Final answer:
The probability of a truck driver driving more than 650 miles in a day in a uniform distribution between 300 and 700 miles is 0.125. The probability of driving between 400 and 650 miles is 0.625. On the top 10 percent of days with the highest mileage, the driver travels at least 660 miles.
Step-by-step explanation:
To compute the probability of an event in a uniform distribution, we use the formula P(a < X < b) = (b - a) / (c - d), where X is a continuous random variable, a and b define the range of interest, and c and d are the parameters of the uniform distribution which define the minimum and maximum values, respectively.
For the scenario where the number of miles driven by a truck driver follows a uniform distribution between 300 and 700 miles:
- Probability of driving more than 650 miles: P(X > 650) = (700 - 650) / (700 - 300) = 50 / 400 = 0.125.
- Probability of driving between 400 and 650 miles: P(400 < X < 650) = (650 - 400) / (700 - 300) = 250 / 400 = 0.625.

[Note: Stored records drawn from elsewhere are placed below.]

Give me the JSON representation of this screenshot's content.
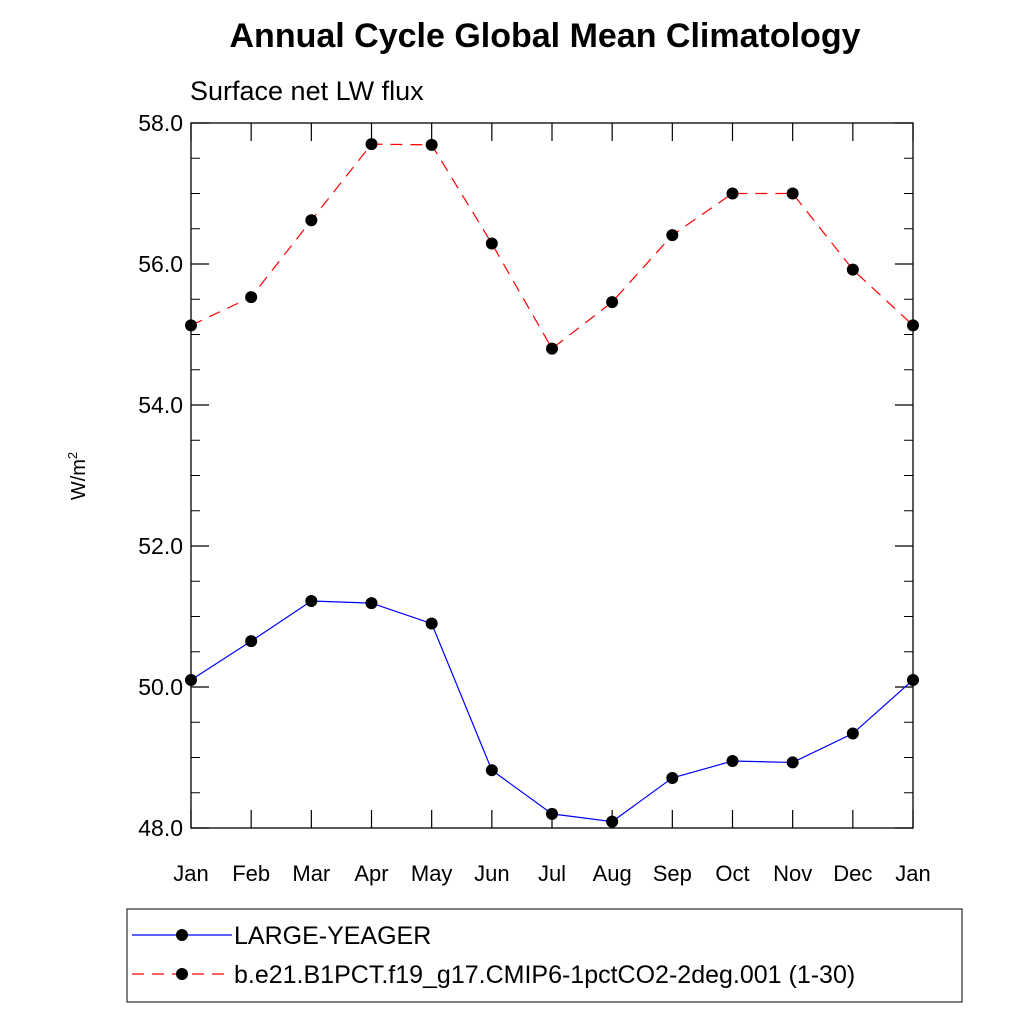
{
  "chart_data": {
    "type": "line",
    "title": "Annual Cycle Global Mean Climatology",
    "subtitle": "Surface net LW flux",
    "ylabel_base": "W/m",
    "ylabel_sup": "2",
    "xlabel": "",
    "categories": [
      "Jan",
      "Feb",
      "Mar",
      "Apr",
      "May",
      "Jun",
      "Jul",
      "Aug",
      "Sep",
      "Oct",
      "Nov",
      "Dec",
      "Jan"
    ],
    "ylim": [
      48.0,
      58.0
    ],
    "yticks": [
      48.0,
      50.0,
      52.0,
      54.0,
      56.0,
      58.0
    ],
    "ytick_labels": [
      "48.0",
      "50.0",
      "52.0",
      "54.0",
      "56.0",
      "58.0"
    ],
    "yminor_step": 0.5,
    "grid": false,
    "legend_position": "bottom",
    "series": [
      {
        "name": "LARGE-YEAGER",
        "color": "#0000ff",
        "dash": "solid",
        "values": [
          50.1,
          50.65,
          51.22,
          51.19,
          50.9,
          48.82,
          48.2,
          48.09,
          48.71,
          48.95,
          48.93,
          49.34,
          50.1
        ]
      },
      {
        "name": "b.e21.B1PCT.f19_g17.CMIP6-1pctCO2-2deg.001 (1-30)",
        "color": "#ff0000",
        "dash": "dashed",
        "values": [
          55.13,
          55.53,
          56.62,
          57.7,
          57.69,
          56.29,
          54.8,
          55.46,
          56.41,
          57.0,
          57.0,
          55.92,
          55.13
        ]
      }
    ]
  }
}
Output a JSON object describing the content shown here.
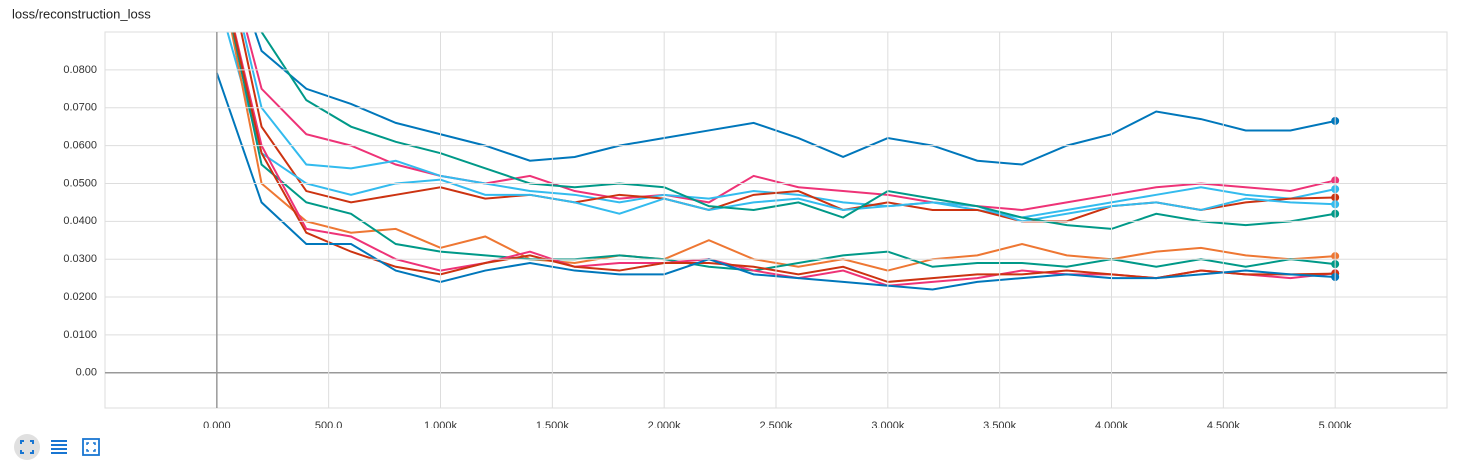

- To find the mileage corresponding to the top 10 percent of days in terms of mileage, we look for the value X such that 10% of the distribution lies above X. Since the distribution is uniform, this is simply the 90th percentile, which is 0.90 * (700 - 300) + 300 = 660 miles.
These calculations help us understand probabilities and decisions involved in logistics and transportation services, ensuring efficiency and reliability in a fleet's operations.